Use torchvision transforms instead of PIL operations for solarization and gaussian blurring
Problem
When using a transform that uses lightly.transforms.gaussian_blur.GaussianBlur or lightly.transforms.solarization.RandomSolarization, e.g. DINOTransform, the input must be transformed to a PIL.Image first, because the Gaussian blur and the solarization use PIL.ImageFilter.GaussianBlur and PIL.ImageOps.solarize respectively. For training, the PIL.Image has to be transformed back to a tensor.
Background It might be beneficial to get rid of this conversion for performance purposes. Sometimes, using a different reader like pyvips/openslide/cucim is necessary to extract only a patch of an image because images are too big to fit in memory (e.g. in computational pathology or remote sensing).
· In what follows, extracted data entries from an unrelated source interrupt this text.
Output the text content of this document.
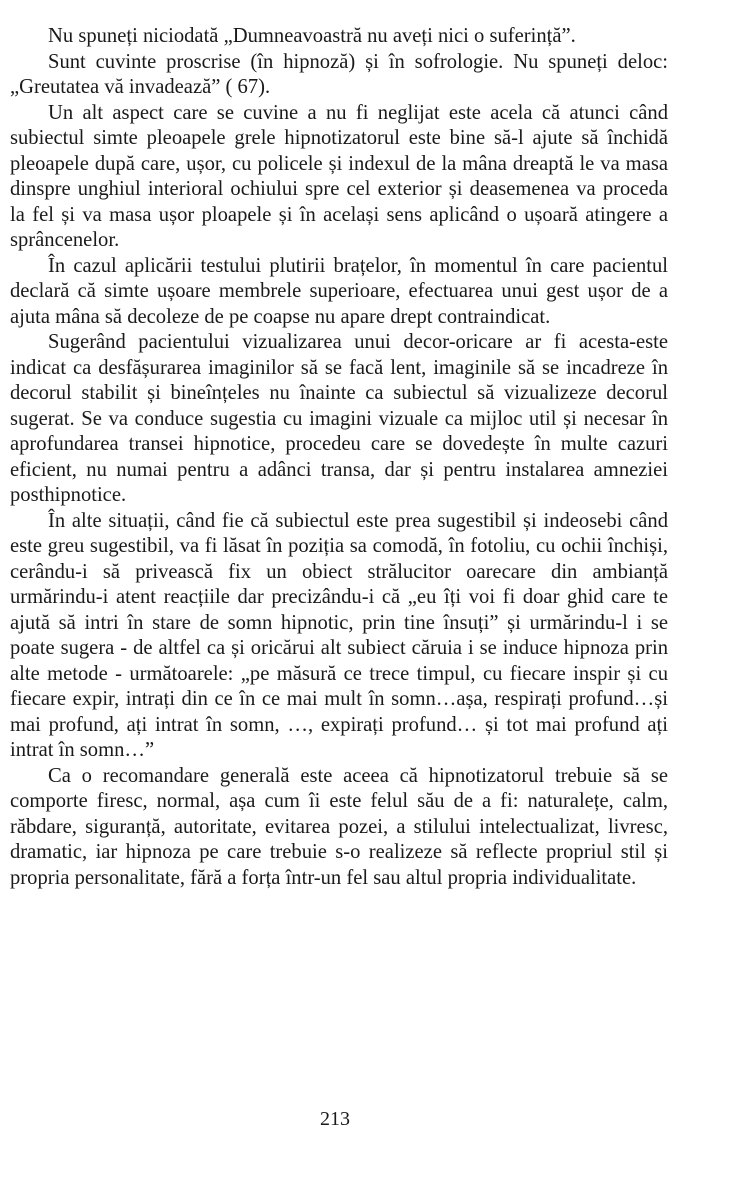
Nu spuneți niciodată „Dumneavoastră nu aveți nici o suferință”.

Sunt cuvinte proscrise (în hipnoză) și în sofrologie. Nu spuneți deloc: „Greutatea vă invadează” ( 67).

Un alt aspect care se cuvine a nu fi neglijat este acela că atunci când subiectul simte pleoapele grele hipnotizatorul este bine să-l ajute să închidă pleoapele după care, ușor, cu policele și indexul de la mâna dreaptă le va masa dinspre unghiul interioral ochiului spre cel exterior și deasemenea va proceda la fel și va masa ușor ploapele și în același sens aplicând o ușoară atingere a sprâncenelor.

În cazul aplicării testului plutirii brațelor, în momentul în care pacientul declară că simte ușoare membrele superioare, efectuarea unui gest ușor de a ajuta mâna să decoleze de pe coapse nu apare drept contraindicat.

Sugerând pacientului vizualizarea unui decor-oricare ar fi acesta-este indicat ca desfășurarea imaginilor să se facă lent, imaginile să se incadreze în decorul stabilit și bineînțeles nu înainte ca subiectul să vizualizeze decorul sugerat. Se va conduce sugestia cu imagini vizuale ca mijloc util și necesar în aprofundarea transei hipnotice, procedeu care se dovedește în multe cazuri eficient, nu numai pentru a adânci transa, dar și pentru instalarea amneziei posthipnotice.

În alte situații, când fie că subiectul este prea sugestibil și indeosebi când este greu sugestibil, va fi lăsat în poziția sa comodă, în fotoliu, cu ochii închiși, cerându-i să privească fix un obiect strălucitor oarecare din ambianță urmărindu-i atent reacțiile dar precizându-i că „eu îți voi fi doar ghid care te ajută să intri în stare de somn hipnotic, prin tine însuți” și urmărindu-l i se poate sugera - de altfel ca și oricărui alt subiect căruia i se induce hipnoza prin alte metode - următoarele: „pe măsură ce trece timpul, cu fiecare inspir și cu fiecare expir, intrați din ce în ce mai mult în somn…așa, respirați profund…și mai profund, ați intrat în somn, …, expirați profund… și tot mai profund ați intrat în somn…”

Ca o recomandare generală este aceea că hipnotizatorul trebuie să se comporte firesc, normal, așa cum îi este felul său de a fi: naturalețe, calm, răbdare, siguranță, autoritate, evitarea pozei, a stilului intelectualizat, livresc, dramatic, iar hipnoza pe care trebuie s-o realizeze să reflecte propriul stil și propria personalitate, fără a forța într-un fel sau altul propria individualitate.

213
Here, often patches are extracted and immediately transformed to torch tensors for torchvision to transform the patches. Doing all the transforms on tensors overcomes converting to other formats, like PIL, increasing performance.
Alternative Torchvision provides seemingly fast (jitted) implementations for solarization [1] and gaussian blurring [2].
I'm not aware of any other transforms in the lightly package that rely on PIL.
References [1] implementation docs [2] implementation docs
Thanks for raising this issue!
There is a previous discussion on supporting tensors as transform inputs #791
I think we can switch to torchvision solarization and blur implementations. When making the change we should take #1052 into account and make sure we don't re-introduce a change in the blurring.